A few weeks after the crash, a different AN-12 was registered in the DRC as 9Q-CGQ. UN investigators determined that 9Q-CGQ’s serial number, and therefore its identity, actually belonged to 9L-LCR, which was still in the Goma field. Somebody switched data plates, but the UN investigation could not determine why.

What if a ghost airplane were to show up in U.S. airspace? The Federal Aviation Administration is one line of defense against that. With its International Aviation Safety Assessment program, the FAA evaluates the civil aviation authorities of all countries with air carriers that fly into or have applied to fly to the United States. If the aviation authority does not meet ICAO safety standards, its airplanes are denied access.
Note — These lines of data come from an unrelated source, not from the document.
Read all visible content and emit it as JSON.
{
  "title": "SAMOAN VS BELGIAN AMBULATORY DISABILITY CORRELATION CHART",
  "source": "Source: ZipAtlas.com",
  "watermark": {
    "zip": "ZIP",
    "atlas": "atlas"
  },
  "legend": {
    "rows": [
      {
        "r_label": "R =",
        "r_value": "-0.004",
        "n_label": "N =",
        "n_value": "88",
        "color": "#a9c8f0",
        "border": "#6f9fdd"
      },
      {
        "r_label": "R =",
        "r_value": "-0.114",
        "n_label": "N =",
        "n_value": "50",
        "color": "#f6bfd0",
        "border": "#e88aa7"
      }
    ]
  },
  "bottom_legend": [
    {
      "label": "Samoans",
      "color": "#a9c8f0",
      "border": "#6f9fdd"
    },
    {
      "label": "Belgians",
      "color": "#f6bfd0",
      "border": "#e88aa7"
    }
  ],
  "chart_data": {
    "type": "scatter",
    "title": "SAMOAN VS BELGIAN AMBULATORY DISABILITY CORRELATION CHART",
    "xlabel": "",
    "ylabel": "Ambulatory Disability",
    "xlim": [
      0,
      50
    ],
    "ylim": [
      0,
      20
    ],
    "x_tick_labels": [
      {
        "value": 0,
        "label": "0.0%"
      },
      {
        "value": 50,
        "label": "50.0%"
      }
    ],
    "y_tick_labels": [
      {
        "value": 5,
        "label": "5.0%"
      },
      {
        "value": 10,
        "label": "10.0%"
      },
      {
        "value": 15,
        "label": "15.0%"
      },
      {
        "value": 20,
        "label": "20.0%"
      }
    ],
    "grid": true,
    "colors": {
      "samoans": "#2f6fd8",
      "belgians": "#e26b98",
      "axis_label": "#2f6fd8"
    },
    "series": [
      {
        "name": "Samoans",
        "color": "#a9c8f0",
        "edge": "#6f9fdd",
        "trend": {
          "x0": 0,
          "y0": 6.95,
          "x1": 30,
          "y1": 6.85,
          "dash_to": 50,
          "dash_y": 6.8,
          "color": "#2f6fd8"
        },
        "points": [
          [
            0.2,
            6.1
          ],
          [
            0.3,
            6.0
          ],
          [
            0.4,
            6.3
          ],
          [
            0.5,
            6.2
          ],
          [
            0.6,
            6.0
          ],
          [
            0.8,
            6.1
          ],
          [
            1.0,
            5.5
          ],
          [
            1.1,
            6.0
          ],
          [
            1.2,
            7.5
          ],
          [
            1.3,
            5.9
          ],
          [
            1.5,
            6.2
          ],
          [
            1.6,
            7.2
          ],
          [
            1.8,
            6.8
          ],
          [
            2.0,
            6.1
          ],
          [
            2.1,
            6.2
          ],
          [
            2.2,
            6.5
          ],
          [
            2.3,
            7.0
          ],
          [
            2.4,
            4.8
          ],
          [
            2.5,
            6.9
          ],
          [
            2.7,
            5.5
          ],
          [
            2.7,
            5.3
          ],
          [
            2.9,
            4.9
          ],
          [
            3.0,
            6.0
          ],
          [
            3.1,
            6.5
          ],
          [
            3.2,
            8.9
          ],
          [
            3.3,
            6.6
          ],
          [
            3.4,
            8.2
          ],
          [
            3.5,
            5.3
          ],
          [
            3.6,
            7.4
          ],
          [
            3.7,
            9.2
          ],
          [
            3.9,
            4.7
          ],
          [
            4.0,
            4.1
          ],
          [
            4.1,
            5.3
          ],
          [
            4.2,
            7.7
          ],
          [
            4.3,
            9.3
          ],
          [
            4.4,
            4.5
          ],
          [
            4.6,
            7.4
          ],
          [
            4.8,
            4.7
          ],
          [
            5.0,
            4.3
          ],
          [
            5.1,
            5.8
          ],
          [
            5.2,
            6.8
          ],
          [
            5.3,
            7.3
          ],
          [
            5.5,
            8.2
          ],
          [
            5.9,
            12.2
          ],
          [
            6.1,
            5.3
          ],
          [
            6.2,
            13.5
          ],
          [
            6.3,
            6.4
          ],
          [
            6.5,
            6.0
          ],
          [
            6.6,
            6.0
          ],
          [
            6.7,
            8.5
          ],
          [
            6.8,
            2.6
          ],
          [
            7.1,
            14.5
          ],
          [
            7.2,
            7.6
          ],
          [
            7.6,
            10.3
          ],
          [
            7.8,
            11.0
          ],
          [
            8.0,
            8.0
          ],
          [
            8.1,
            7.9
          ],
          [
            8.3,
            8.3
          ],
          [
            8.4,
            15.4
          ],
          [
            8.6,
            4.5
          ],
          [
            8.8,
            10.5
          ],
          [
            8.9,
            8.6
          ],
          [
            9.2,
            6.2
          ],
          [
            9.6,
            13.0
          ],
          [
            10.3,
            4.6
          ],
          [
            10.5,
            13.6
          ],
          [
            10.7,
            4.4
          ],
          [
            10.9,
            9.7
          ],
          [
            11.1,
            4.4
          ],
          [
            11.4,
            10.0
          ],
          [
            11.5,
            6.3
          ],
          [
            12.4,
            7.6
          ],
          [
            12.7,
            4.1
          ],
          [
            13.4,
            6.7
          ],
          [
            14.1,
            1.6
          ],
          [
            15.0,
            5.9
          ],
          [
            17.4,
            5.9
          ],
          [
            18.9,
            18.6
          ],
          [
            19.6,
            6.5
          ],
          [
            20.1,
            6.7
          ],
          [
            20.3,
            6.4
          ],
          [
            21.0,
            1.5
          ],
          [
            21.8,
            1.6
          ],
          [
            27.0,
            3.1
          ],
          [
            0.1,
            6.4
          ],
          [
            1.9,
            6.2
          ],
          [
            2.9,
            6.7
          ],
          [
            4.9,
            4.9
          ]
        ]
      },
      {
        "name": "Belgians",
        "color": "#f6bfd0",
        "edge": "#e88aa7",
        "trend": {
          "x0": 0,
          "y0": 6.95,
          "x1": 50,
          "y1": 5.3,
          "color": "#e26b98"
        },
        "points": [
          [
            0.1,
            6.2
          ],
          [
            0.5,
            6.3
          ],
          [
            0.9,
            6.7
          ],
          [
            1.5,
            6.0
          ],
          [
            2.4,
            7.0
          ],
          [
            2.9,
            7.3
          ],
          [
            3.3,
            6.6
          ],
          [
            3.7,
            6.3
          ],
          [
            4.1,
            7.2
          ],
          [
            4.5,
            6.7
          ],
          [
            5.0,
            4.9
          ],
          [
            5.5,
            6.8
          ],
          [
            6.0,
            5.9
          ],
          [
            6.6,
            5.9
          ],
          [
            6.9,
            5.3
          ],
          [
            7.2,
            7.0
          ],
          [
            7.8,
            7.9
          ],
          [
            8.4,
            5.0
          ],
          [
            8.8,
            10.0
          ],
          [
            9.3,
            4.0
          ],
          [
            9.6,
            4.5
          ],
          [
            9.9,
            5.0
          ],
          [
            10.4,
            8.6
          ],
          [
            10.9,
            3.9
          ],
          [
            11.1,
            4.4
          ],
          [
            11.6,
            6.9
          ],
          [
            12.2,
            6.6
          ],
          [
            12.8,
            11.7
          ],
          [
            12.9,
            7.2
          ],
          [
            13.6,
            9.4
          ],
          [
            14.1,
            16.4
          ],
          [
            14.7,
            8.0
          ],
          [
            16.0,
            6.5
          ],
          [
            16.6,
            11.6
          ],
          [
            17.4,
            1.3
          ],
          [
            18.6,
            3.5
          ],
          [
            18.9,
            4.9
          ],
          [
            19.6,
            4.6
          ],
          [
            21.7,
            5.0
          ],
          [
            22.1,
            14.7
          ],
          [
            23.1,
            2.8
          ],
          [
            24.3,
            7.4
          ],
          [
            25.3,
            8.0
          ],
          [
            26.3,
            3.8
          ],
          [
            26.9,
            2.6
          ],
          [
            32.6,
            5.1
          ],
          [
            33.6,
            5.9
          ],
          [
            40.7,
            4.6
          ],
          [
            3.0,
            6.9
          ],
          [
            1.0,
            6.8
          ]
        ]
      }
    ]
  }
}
Although Cuba has never petitioned to land in the United States, Cuban carrier Cubana overflies Florida and four other states on a scheduled route to Canada. In March 2011, a forum on an airplane tracking website chattered that a Cubana Tupolev Tu-204 on that route was sending a transponder code that identified it as North Korean airliner P-632. A search of AeroTransport Data Bank showed that two transports, Air Koryo’s P-632 and Cubana’s CU-C1703, both Tu-204s, were using the same transponder code.
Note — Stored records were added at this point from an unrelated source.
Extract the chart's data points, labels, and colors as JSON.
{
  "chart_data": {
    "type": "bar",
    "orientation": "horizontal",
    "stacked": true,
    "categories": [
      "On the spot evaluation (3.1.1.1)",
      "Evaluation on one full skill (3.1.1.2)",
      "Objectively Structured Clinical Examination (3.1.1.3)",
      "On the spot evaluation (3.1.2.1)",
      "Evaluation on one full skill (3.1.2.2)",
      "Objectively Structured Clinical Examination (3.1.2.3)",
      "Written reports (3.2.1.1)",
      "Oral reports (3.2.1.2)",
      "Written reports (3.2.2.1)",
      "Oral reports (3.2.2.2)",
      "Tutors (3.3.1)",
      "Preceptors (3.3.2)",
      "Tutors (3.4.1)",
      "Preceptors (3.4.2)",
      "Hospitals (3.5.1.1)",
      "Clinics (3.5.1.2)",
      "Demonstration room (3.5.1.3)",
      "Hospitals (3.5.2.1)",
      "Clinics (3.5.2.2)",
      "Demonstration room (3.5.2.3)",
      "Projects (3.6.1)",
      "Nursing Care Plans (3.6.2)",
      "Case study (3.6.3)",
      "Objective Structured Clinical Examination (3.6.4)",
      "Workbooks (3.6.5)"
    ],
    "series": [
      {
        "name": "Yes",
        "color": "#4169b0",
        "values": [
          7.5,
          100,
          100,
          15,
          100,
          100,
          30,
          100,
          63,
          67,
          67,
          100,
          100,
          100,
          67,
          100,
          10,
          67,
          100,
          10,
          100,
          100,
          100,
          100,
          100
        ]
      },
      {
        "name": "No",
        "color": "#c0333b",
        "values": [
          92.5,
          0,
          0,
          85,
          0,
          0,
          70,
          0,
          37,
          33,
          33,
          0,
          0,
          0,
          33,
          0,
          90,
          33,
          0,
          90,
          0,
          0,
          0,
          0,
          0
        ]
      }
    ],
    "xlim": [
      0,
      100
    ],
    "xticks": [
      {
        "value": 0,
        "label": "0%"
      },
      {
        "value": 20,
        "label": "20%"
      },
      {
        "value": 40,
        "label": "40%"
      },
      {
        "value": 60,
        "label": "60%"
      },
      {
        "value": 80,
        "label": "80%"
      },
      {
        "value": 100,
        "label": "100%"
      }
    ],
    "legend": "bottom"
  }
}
Because the code is programmed at the factory when the transponder is installed, Alexandre Avrane dismisses the duplication as a Tupolev screw-up. But while amateur Internet trackers noticed the odd code, would any of the U.S. air traffic control centers along Cubana’s route have caught it? They had another chance last August. After more than a year of inactivity, CU-C1703 began flying its route again. According to the FAA, Cubana airliners routinely communicate with FAA air traffic control facilities as they fly from Cuba to Canada. On the code transmitted by CU-C1703, spokesperson Kathleen Bergen emailed the FAA’s position:

“The Hex code is part of the aircraft’s Certificate of Registration, and generally remains with the aircraft, and is not changed. A Hex code is associated with the aircraft, not with the company or the country operating the flight. The Russian-built aircraft could have a North Korean Hex code because it was flown by North Korea before being sold or transferred to Cuba. Also, the original Russian transponder could have been replaced with North Korean equipment.”

The statement does not address the second aircraft transmitting the same code. What is obvious is that one aircraft, by sending a false identifier, can pretend to be another.
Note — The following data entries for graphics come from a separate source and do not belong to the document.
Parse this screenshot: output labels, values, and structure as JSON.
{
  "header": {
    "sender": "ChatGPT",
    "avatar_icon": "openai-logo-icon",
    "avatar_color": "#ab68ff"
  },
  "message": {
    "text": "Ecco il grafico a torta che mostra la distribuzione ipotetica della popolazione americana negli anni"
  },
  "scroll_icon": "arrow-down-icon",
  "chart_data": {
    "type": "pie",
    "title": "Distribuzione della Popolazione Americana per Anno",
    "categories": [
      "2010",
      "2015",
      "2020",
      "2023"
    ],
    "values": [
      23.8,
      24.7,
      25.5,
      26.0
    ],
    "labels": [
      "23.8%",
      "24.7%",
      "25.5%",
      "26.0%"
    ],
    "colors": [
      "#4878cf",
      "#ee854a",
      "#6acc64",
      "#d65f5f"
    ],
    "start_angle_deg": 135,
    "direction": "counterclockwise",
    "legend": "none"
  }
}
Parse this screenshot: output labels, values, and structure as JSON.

The most recent U.S. aircraft to disappear, according to Alexandre Avrane’s database, is LY-AWH, a Boeing 737 that dropped out of sight in February 2013. The “LY” designates an aircraft registered in Lithuania. Somewhere, somebody knows where to find LY-AWH. But more important than that person’s identity or the airplane’s current location is this: When LY-AWH reappears, what will it be doing?